When asked about the recent 59 billion dollars being used in Afghanistan and how 100 Democrats did not vote for the plan, Obama had some positive points.

From 2004 onward, Afghanistan was under-resourced, we took our eyes off the ball, we were distracted with Iraq. Now, here’s the good news. We are ending our combat operations in Iraq because of the incredible heroism of our troops and because of the Iraqi people, we are now in a position to end our combat operations. In Afghanistan, we still have a lot of work to do.

He went on to talk about how the uncontrolled borders between Afghanistan and Pakistan are making for a difficult fight to find the original perpetrators of 9/11. The plans include helping the people with their corrupt government and thinning out troops by July 2011.

On Pop Culture

Then things took a light-hearted turn as the ladies of The View asked a series of funny questions. President Obama admitted to knowing that Lindsay Lohan was in jail, declined to comment on recent Mel Gibson antics and got teased for not knowing about Snookie and her Jersey Shore crew. He does not tweet, but he does email on the sly with his Blackberry. His iPod contains songs from artists ranging from Jay-Z to Sinatra, but no Justin Bieber.

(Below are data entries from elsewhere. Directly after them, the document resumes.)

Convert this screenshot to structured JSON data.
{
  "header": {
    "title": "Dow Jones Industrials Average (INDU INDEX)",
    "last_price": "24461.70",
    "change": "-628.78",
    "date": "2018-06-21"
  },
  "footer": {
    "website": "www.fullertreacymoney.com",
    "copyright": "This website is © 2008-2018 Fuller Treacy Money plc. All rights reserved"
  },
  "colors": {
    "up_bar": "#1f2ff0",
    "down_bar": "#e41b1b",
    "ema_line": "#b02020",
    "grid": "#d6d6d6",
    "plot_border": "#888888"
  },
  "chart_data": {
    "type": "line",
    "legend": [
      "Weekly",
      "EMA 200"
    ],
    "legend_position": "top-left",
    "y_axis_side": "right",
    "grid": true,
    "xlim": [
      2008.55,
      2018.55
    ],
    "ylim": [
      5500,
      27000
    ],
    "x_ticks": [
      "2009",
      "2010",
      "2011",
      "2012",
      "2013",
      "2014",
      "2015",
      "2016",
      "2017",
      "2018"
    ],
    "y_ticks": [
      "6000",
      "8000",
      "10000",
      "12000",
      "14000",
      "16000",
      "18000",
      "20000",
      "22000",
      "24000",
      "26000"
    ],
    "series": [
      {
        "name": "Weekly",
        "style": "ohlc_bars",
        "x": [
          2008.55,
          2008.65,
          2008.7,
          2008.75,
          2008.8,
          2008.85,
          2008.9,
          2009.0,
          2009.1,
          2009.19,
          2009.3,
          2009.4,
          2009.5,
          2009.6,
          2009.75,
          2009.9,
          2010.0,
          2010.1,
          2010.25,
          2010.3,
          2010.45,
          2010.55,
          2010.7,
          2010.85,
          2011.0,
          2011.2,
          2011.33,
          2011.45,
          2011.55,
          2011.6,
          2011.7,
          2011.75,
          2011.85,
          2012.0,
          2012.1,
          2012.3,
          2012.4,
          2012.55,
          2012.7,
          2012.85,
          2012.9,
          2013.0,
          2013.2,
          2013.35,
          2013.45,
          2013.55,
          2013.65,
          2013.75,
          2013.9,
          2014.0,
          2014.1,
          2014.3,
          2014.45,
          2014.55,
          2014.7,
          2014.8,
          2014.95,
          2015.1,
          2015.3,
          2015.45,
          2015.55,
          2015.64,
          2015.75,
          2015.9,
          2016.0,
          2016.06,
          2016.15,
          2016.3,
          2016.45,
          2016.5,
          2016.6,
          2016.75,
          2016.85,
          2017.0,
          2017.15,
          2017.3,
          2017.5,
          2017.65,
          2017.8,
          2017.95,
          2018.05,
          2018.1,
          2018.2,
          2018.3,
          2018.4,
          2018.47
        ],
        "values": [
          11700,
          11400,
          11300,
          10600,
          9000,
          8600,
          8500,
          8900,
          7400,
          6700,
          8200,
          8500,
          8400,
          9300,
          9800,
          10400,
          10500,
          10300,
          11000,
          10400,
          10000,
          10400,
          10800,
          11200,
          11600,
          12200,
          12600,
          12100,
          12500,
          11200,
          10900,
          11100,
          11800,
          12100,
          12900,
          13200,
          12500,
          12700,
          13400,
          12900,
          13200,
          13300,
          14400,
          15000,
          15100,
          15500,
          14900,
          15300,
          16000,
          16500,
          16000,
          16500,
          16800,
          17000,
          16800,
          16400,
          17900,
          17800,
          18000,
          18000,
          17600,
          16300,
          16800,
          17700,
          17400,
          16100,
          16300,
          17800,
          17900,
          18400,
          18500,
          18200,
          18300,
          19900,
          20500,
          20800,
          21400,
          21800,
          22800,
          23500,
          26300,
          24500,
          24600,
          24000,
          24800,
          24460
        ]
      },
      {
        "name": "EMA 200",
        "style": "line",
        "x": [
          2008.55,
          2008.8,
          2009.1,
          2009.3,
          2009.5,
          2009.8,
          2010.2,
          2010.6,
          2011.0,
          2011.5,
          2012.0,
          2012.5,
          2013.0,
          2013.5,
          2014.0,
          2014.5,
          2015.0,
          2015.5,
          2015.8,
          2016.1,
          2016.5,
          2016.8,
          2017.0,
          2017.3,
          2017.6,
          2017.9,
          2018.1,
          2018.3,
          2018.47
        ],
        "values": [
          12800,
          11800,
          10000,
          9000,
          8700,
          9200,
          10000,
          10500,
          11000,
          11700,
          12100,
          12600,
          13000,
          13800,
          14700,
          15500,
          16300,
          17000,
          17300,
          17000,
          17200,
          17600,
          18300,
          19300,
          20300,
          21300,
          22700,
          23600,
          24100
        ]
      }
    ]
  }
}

When asked if he was attending Chelsea Clinton’s upcoming wedding, he replied, “You don’t want two presidents at a wedding!” He then went on to say that he was not invited but did not view it as a slight. “I think that Hillary and Bill -- properly -- want to keep this as a thing for Chelsea and her soon-to-be husband.” Then he told the ladies of The View that they were most likely not invited to Malia and Sasha’s weddings. However, he assured us that boys are not yet on the scene for his daughters. It will be awhile yet.

On His Ratings

Whoopi then asked President Obama if he ever felt that he could “win” as president. He mentioned the changes to health care, allowing even those with pre-existing conditions to soon receive coverage. He mentioned changes to education, allowing more kids in the next ten years to attend college. And then he talked about how he views the hard times.

I feel very optimistic. I do think the reason is that I seem calm all the time, even if sometimes we’re going through some turbulence, is I try to take the long view. I try to say, if I wake up today and I know I’m doing a good job, somewhere down the road, that’s going to pay off. And people are going to be able to look back and say, “He made that decision based on what’s best for the country as opposed to short-term politics.” I think that’s the best way to govern.

I think that’s a good view whether you’re president or a mom or a wife or a friend. Don’t get bogged down with the current battles. Make decisions that will come together for ultimate good, even if that means a little hardship in the meantime. Oh? And ignore your approval ratings.